In 1909, 26 men's groups founded the National Interfraternity Conference and it now has a membership of 59 general fraternities. Only three of these fraternities are not designated by Greek names: Acacia, Farm House, and Triangle.

In the middle of the 19th century, a change occurred on the American campus that caused fraternities to acquire a secondary characteristic: the fraternity house. A number of institutions were unable to main­tain housing for their students. Consequently, campuses were ringed with boarding houses where students secured their own lodging and meals. By this time many chapters had grown too large to meet in a student's room and had started renting halls.
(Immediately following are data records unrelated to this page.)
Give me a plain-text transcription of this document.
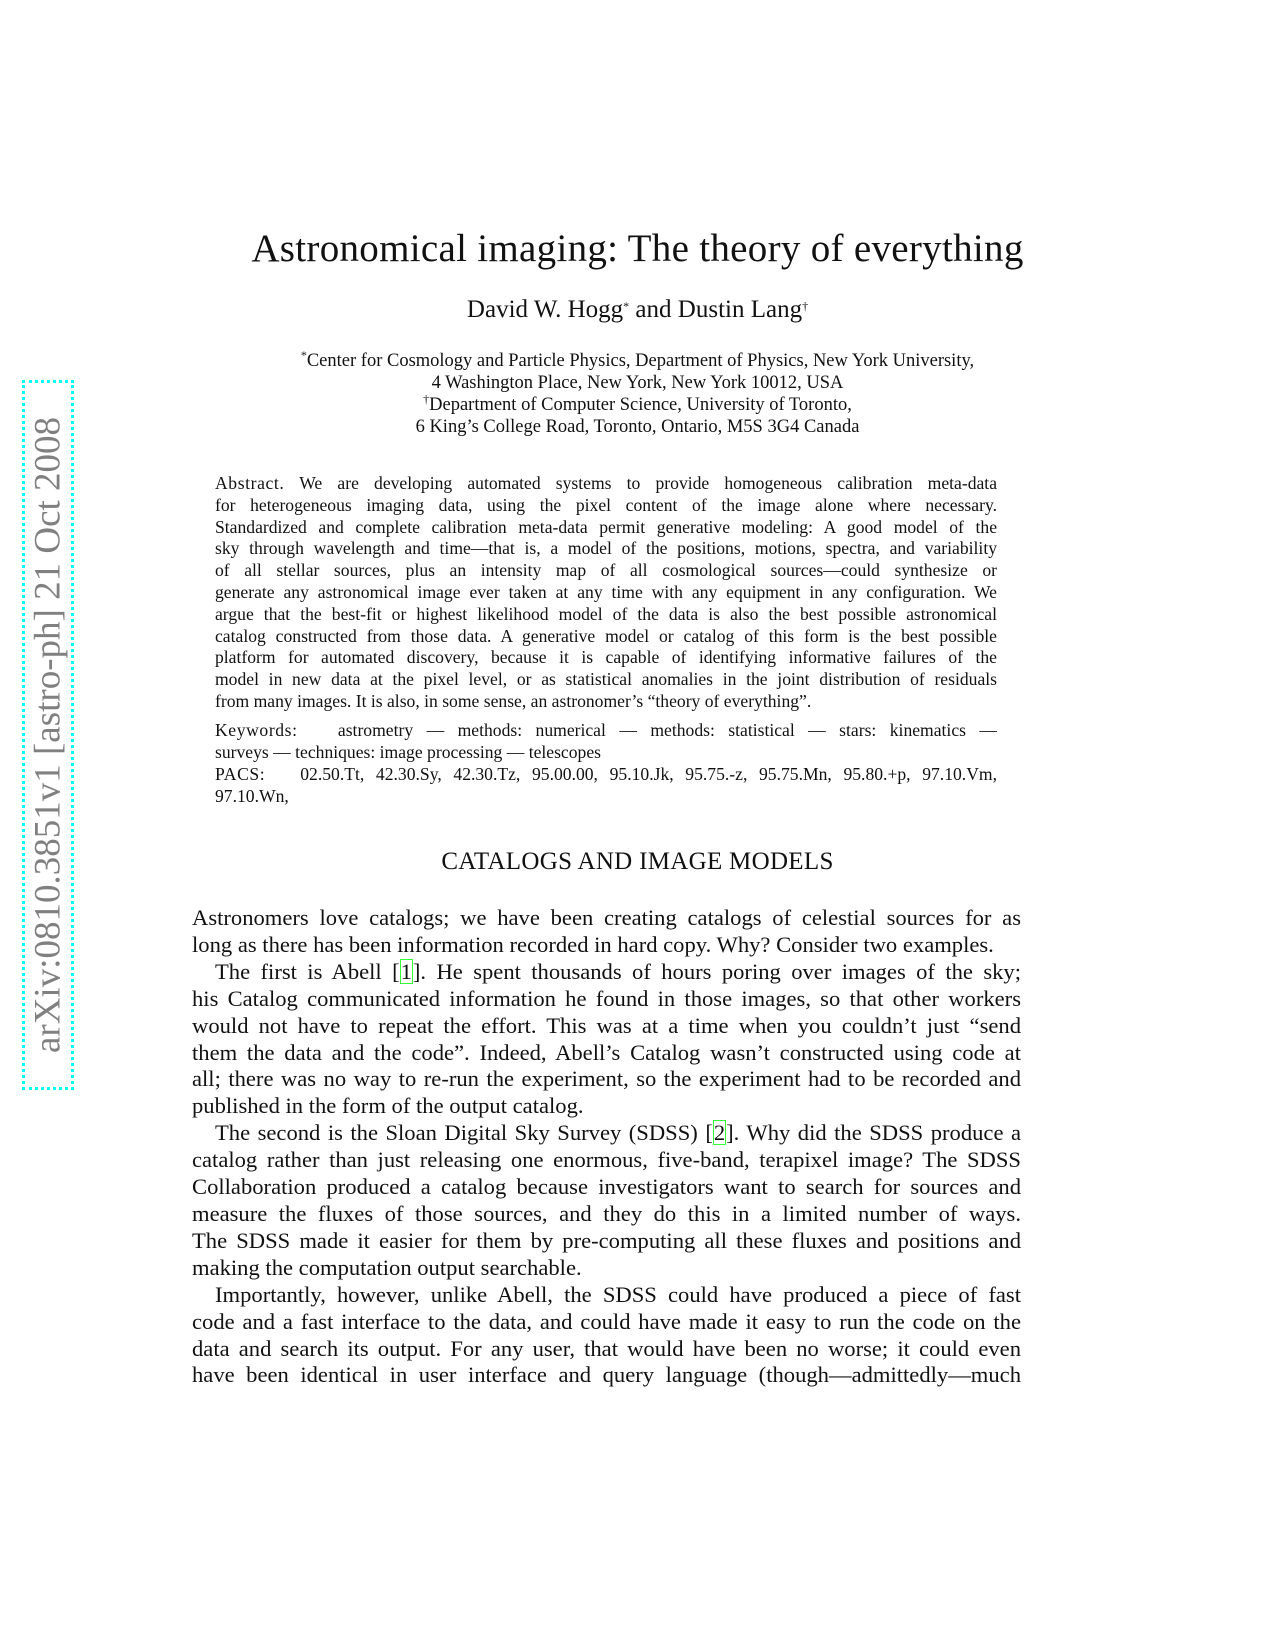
arXiv:0810.3851v1 [astro-ph] 21 Oct 2008
Astronomical imaging: The theory of everything
David W. Hogg* and Dustin Lang†
*Center for Cosmology and Particle Physics, Department of Physics, New York University,
4 Washington Place, New York, New York 10012, USA
†Department of Computer Science, University of Toronto,
6 King’s College Road, Toronto, Ontario, M5S 3G4 Canada
Abstract. We are developing automated systems to provide homogeneous calibration meta-data
for heterogeneous imaging data, using the pixel content of the image alone where necessary.
Standardized and complete calibration meta-data permit generative modeling: A good model of the
sky through wavelength and time—that is, a model of the positions, motions, spectra, and variability
of all stellar sources, plus an intensity map of all cosmological sources—could synthesize or
generate any astronomical image ever taken at any time with any equipment in any configuration. We
argue that the best-fit or highest likelihood model of the data is also the best possible astronomical
catalog constructed from those data. A generative model or catalog of this form is the best possible
platform for automated discovery, because it is capable of identifying informative failures of the
model in new data at the pixel level, or as statistical anomalies in the joint distribution of residuals
from many images. It is also, in some sense, an astronomer’s “theory of everything”.
Keywords:   astrometry — methods: numerical — methods: statistical — stars: kinematics —
surveys — techniques: image processing — telescopes
PACS:   02.50.Tt, 42.30.Sy, 42.30.Tz, 95.00.00, 95.10.Jk, 95.75.-z, 95.75.Mn, 95.80.+p, 97.10.Vm,
97.10.Wn,
CATALOGS AND IMAGE MODELS
Astronomers love catalogs; we have been creating catalogs of celestial sources for as
long as there has been information recorded in hard copy. Why? Consider two examples.
The first is Abell [1]. He spent thousands of hours poring over images of the sky;
his Catalog communicated information he found in those images, so that other workers
would not have to repeat the effort. This was at a time when you couldn’t just “send
them the data and the code”. Indeed, Abell’s Catalog wasn’t constructed using code at
all; there was no way to re-run the experiment, so the experiment had to be recorded and
published in the form of the output catalog.
The second is the Sloan Digital Sky Survey (SDSS) [2]. Why did the SDSS produce a
catalog rather than just releasing one enormous, five-band, terapixel image? The SDSS
Collaboration produced a catalog because investigators want to search for sources and
measure the fluxes of those sources, and they do this in a limited number of ways.
The SDSS made it easier for them by pre-computing all these fluxes and positions and
making the computation output searchable.
Importantly, however, unlike Abell, the SDSS could have produced a piece of fast
code and a fast interface to the data, and could have made it easy to run the code on the
data and search its output. For any user, that would have been no worse; it could even
have been identical in user interface and query language (though—admittedly—much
The students' reaction to this was to lease, and finally build, their own homes. Thus the fraternity house came into existence.

Fraternities were created by students to fill a void in their lives, to foster friendships and personal development, to promote scholarship and service, and to provide an outlet for free expression. Few outsiders looked upon them then or now as agents for philanthropy, as instruments for self-improvement, or as training in leadership. Yet, that is what they have become through the friendships, the sociability, and the free expression. Chapters provides an excellent laboratory for leadership training because of the demands and details of running an organization of peers. This training includes attention to scholarship. Most fraternities require students to attain a satisfactory academic average before initiation.

Currently, all fraternities are going through a period of intense self-appraisal. All associations connected with fraternity management NIC, NPC, FEA, NPHC, NALFO and AFA are demanding an end to hazing and irresponsible social behavior. Although this will not be achieved overnight, signs of improvement are evident.